Artificial catalytic DNA circuits that can identify, transduce and amplify the biomolecule of interest have supplemented a powerful toolkit for visualizing various biomolecules in cancer cells. However, the non-specific response in normal tissues and the low abundance of analytes hamper their extensive biosensing and biomedicine applications. Herein, by combining tumor-responsive MnO nanoparticles with a specific stimuli-activated cascade DNA amplifier, we propose a multiply guaranteed and amplified ATP-sensing platform via the successive cancer-selective probe exposure and stimulation procedures.

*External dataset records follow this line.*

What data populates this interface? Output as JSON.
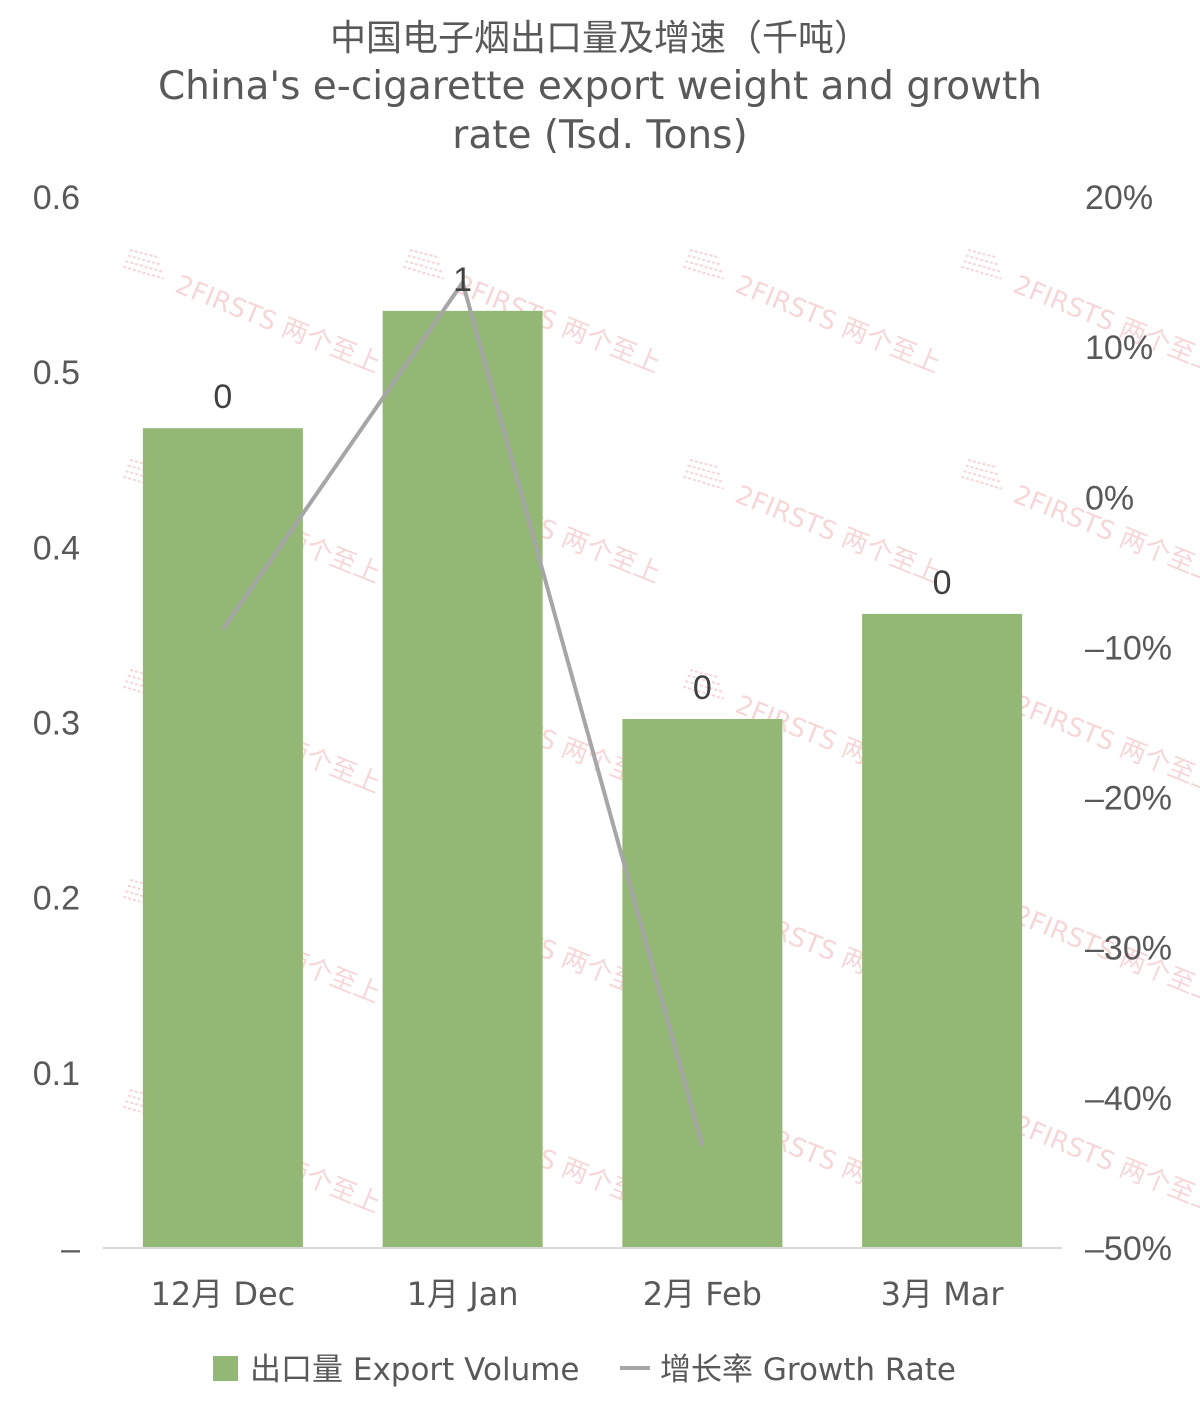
{
  "chart_data": {
    "type": "bar",
    "title": "中国电子烟出口量及增速（千吨）",
    "subtitle_lines": [
      "China's e-cigarette export weight and growth",
      "rate (Tsd. Tons)"
    ],
    "categories": [
      "12月 Dec",
      "1月 Jan",
      "2月 Feb",
      "3月 Mar"
    ],
    "series": [
      {
        "name": "出口量 Export Volume",
        "type": "bar",
        "axis": "left",
        "values": [
          0.468,
          0.535,
          0.302,
          0.362
        ],
        "data_labels": [
          "0",
          "1",
          "0",
          "0"
        ],
        "color": "#93b876"
      },
      {
        "name": "增长率 Growth Rate",
        "type": "line",
        "axis": "right",
        "values": [
          -0.088,
          0.143,
          -0.432,
          null
        ],
        "color": "#a6a6a6"
      }
    ],
    "y_left": {
      "ylim": [
        0,
        0.6
      ],
      "tick_labels": [
        "–",
        "0.1",
        "0.2",
        "0.3",
        "0.4",
        "0.5",
        "0.6"
      ]
    },
    "y_right": {
      "ylim": [
        -0.5,
        0.2
      ],
      "tick_labels": [
        "–50%",
        "–40%",
        "–30%",
        "–20%",
        "–10%",
        "0%",
        "10%",
        "20%"
      ]
    },
    "grid": false,
    "legend_position": "bottom",
    "watermark": "2FIRSTS 两个至上"
  }
}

Initially, the GSH-degradable MnO nanocarrier, acting as a tumor-activating module, ensures the accurate delivery of the cascade DNA amplifier into GSH-rich cancer cells and simultaneously provides adequate Mn cofactors for facilitating the DNAzyme biocatalysis. Then, the released cascade amplifier, acting as an ATP-monitoring module, fulfills the precise and sensitive analysis of low-abundance ATP in cancer cells where the catalyzed hairpin assembly (CHA) is integrated with the DNAzyme biocatalyst for higher signal gain. Additionally, the cascade catalytic amplifier achieved tumor-specific activated photodynamic therapy (PDT) after integrating an activatable photosensitizer into the system. This homogeneous cascade catalytic aptasensing circuit can detect low-abundance endogenous ATP of cancer cells, due to its intrinsically rich recognition repertoire and avalanche-mimicking hierarchical acceleration, thus demonstrating broad prospects for analyzing clinically important biomolecules and the associated physiological processes.